In 2000, when I performed in The Vagina Monologues (1998), I had an idea for this piece after I finished the show. I envisioned a women being born, almost flying out of a yoni. In rehearsing the monologue, I was at first very nervous about my acting abilities. However, in meeting the emotional challenge of the performances, I felt freed of my fears and emerged with renewed strength. 

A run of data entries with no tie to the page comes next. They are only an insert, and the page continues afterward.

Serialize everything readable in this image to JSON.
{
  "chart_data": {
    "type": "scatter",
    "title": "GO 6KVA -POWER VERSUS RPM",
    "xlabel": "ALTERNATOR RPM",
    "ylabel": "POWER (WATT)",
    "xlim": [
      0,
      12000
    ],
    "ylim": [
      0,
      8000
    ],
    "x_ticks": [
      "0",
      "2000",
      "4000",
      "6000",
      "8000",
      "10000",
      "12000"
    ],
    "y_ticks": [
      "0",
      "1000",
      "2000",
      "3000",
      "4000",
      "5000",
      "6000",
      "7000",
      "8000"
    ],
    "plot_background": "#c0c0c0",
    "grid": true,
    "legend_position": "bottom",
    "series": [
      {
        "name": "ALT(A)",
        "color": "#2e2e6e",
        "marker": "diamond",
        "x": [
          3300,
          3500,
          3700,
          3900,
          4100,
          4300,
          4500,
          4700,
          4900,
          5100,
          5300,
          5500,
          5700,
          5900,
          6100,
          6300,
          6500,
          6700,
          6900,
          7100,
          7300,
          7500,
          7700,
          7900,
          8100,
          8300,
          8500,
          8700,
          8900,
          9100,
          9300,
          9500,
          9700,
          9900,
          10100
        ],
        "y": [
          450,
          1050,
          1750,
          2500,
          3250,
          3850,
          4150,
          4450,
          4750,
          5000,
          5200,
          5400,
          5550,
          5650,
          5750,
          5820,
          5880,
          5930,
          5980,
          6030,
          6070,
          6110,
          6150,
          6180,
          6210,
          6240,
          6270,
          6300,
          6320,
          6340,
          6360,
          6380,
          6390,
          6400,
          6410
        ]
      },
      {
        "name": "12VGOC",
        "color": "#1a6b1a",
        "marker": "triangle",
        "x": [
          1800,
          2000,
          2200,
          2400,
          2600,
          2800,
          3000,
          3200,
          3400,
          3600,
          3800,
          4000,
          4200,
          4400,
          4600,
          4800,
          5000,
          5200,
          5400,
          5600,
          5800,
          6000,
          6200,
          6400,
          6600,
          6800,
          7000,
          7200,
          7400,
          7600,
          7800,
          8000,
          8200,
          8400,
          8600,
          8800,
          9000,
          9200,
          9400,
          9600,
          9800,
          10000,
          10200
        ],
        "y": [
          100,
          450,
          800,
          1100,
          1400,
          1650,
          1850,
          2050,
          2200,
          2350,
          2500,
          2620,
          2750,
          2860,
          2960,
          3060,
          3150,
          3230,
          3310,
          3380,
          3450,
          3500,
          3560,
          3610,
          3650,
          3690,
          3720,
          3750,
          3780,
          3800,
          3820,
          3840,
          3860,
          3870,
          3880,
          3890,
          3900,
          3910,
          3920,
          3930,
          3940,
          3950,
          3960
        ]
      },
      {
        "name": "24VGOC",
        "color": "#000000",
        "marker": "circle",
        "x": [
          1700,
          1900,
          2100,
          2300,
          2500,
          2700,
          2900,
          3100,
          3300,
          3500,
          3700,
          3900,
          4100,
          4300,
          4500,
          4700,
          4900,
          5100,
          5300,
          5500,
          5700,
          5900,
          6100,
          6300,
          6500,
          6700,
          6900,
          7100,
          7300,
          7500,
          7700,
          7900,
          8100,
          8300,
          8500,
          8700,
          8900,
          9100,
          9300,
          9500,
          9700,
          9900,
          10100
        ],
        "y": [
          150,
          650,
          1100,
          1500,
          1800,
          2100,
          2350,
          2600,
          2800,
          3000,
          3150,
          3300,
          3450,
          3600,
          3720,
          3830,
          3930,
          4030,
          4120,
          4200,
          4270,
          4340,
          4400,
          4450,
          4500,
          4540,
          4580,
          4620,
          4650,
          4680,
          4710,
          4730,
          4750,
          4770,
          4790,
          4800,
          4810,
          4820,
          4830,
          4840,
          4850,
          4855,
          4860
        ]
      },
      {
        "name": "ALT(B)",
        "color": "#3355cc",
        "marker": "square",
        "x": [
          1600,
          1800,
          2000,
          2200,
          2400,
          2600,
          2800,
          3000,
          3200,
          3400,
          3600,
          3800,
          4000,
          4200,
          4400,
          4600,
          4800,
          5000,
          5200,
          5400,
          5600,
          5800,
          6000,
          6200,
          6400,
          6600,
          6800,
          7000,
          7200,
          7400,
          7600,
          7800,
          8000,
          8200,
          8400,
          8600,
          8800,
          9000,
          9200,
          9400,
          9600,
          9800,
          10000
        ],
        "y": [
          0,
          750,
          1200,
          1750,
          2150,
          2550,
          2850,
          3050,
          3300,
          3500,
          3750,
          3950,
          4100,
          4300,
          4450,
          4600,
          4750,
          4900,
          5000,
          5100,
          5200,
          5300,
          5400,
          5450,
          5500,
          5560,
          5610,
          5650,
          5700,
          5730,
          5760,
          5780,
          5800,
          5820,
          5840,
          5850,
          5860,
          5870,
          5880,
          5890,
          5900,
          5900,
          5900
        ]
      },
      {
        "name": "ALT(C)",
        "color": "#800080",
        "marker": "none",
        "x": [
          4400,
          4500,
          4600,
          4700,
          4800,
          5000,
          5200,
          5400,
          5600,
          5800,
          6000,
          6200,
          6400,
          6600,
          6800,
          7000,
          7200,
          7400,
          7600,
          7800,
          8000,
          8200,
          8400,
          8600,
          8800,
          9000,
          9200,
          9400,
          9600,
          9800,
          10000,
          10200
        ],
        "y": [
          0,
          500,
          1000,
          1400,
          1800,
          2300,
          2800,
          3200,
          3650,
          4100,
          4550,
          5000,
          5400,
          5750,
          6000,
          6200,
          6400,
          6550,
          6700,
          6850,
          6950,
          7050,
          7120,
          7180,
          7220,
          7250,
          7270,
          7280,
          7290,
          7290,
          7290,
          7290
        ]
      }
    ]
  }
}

Woman with Serpent Around Her Shoulder is also based on a sculpture I saw in the book Devi The Great Goddess (Shaner and Eickel, 1999, page 285). The figure is called Nagini from India, state of Bihar ca. 100, grey terra-cotta 30 x 13.5 x 12.5. (Collection of Anupam and Rajika Puri.) The book states this Nagini

"...depicts a female figure of semidivine, if not entirely divine status while her girdle consists of a string of large medallions...The 2 serpents that casually wind themselves around the body of this superb, although partly damaged, terracotta figure suggest her affiliation with images of the Nagas and Naginis, semidivine serpent beings generally carved as human figures against a coiled serpent backdrop and seen abundantly from the 1st century onward….snakes with their ability to cast off their dead skin and emerge smooth and fresh, are used as analogies in the Hindu religion for the way a soul casts off its dead body after each life only to reemerge anew. In India, serpents are considered auspicious beings...While the exact identity of this serpent-related deity may be difficult to establish, she may be described as an early prototype of a snake goddess. It is noteworthy in this connection that the serpent goddess Manasa (cat. No. 63, page 307) was especially popular in the adjoining cultural region of Bengal in Eastern India." 

Once again, as with many of my other pieces, the frame of the piece is in the shape of the mandorla/yoni. With this piece I am reinstating wisdom and consciousness to the realm of woman. I put the medallions on her to reference the Nafini piece mentioned above, to honor it, to be a part of carrying on the tradition in my own lifetime, to feel connected to my woman heritage.

Ensler (1998) The Vagina Monologues. New York : Villard Books.